Plane’s Crew Charged In Deaths On Ski Lift Involunatary Manslaughter, Negligent Homicide Among Charges Marine Crew Faces
Military authorities have charged the fourman crew of a Marine jet that severed a cablecar wire in the Italian Alps with involuntary manslaughter, negligent homicide, dereliction of duty and damage to military and private property, Defense Department officials said Thursday.
The charges, due to be announced today, follow an investigation that blamed the crew for causing the Feb. 3 disaster, which sent 20 Europeans on the ski lift plummeting to their deaths.
Investigators concluded the plane, an EA-6B Prowler surveillance jet, was flying too low and too fast, not only at the time it sliced the wire but also repeatedly during the training flight.

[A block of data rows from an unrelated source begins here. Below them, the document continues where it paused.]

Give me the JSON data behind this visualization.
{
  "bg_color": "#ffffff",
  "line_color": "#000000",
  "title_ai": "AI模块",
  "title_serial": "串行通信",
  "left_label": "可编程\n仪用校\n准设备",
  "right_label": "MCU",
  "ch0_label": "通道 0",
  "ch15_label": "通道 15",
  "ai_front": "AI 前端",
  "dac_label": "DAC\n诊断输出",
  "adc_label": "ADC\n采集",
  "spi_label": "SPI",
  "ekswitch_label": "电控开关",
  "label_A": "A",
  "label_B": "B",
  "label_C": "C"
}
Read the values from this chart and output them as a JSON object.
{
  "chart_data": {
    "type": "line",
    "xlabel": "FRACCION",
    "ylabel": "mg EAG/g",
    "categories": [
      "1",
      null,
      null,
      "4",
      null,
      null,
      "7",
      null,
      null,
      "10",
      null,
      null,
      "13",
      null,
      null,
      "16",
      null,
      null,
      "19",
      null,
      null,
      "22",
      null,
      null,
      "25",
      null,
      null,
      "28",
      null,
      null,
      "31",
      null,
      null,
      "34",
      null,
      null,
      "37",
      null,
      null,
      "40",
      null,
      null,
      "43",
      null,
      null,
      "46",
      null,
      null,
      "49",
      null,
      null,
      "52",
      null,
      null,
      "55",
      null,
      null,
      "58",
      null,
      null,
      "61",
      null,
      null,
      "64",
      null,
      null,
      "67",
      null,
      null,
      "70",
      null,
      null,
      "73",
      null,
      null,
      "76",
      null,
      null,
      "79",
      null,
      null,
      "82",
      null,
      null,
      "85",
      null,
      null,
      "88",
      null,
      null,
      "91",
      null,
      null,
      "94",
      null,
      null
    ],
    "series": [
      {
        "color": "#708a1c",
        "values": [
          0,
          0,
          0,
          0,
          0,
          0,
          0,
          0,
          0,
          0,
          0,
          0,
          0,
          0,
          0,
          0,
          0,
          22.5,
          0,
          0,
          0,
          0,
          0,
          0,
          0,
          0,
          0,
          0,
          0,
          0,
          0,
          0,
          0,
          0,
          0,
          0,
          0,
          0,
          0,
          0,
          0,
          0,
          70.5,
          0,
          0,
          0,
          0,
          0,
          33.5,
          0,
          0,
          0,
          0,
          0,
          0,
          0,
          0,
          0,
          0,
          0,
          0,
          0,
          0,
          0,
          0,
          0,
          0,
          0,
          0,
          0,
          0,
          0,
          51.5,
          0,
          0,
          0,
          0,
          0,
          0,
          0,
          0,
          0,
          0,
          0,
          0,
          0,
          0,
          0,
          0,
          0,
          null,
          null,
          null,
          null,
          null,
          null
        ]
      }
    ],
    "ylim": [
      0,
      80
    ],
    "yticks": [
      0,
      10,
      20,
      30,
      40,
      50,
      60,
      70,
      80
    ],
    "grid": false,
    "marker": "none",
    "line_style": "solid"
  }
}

The aircraft and crew belong to a Marine squadron normally based in Cherry Point, N.C., that was on temporary assignment in Aviano, Italy, as part of the international Bosnian peacekeeping mission.
The crew returned to North Carolina earlier this month after NATO’s top military commander, U.S. Army Gen. Wesley Clark, rejected Italy’s request that the four officers be handed over to Italian authorities for prosecution.
By issuing a tough investigative report and moving quickly to press charges against the crew, senior Marine officials have attempted to quell the public and political outrage that the accident has triggered in Italy.
But just what prompted the Prowler team to violate military flight rules remains a mystery to Marine authorities. The crew members - Capts. Joseph Schweitzer, William L. Raney II, Chandler P. Seagraves and Richard J. Ashby, the pilot - have refused to be interviewed by military investigators, invoking their legal right to avoid questioning in anticipation of criminal proceedings.
They now will face the military equivalent of a civilian grand jury, a pretrial investigation to determine whether the charges should be referred to a court-martial.
That hearing will be held at Camp Lejeune, N.C., but no date has been announced. The officer who will conduct the proceeding is Lt. Col. Ronald L.Rogers, a Marine Corps military judge.
Rogers’ recommendations will be passed on to Lt. Gen. Peter Pace, commander of the U.S. Marines in the Atlantic. He will decide whether the proceedings might move forward to a court-martial, should that be recommended.
“These guys haven’t talked to investigators,” said a senior military official, “but it’ll be in their interest now to tell their side of the story.”
Investigators also have recommended administrative action against the squadron commander and several other supervising officers for lapses in training and flight preparation. A separate Marine inquiry is reviewing this aspect of the case, with orders to report by April 15.
Court-appointed engineers working for Italian prosecutors concluded the Prowler jet was flying at only 356 feet when the accident occurred. The authorized minimum altitude of the flight was 1,000 feet.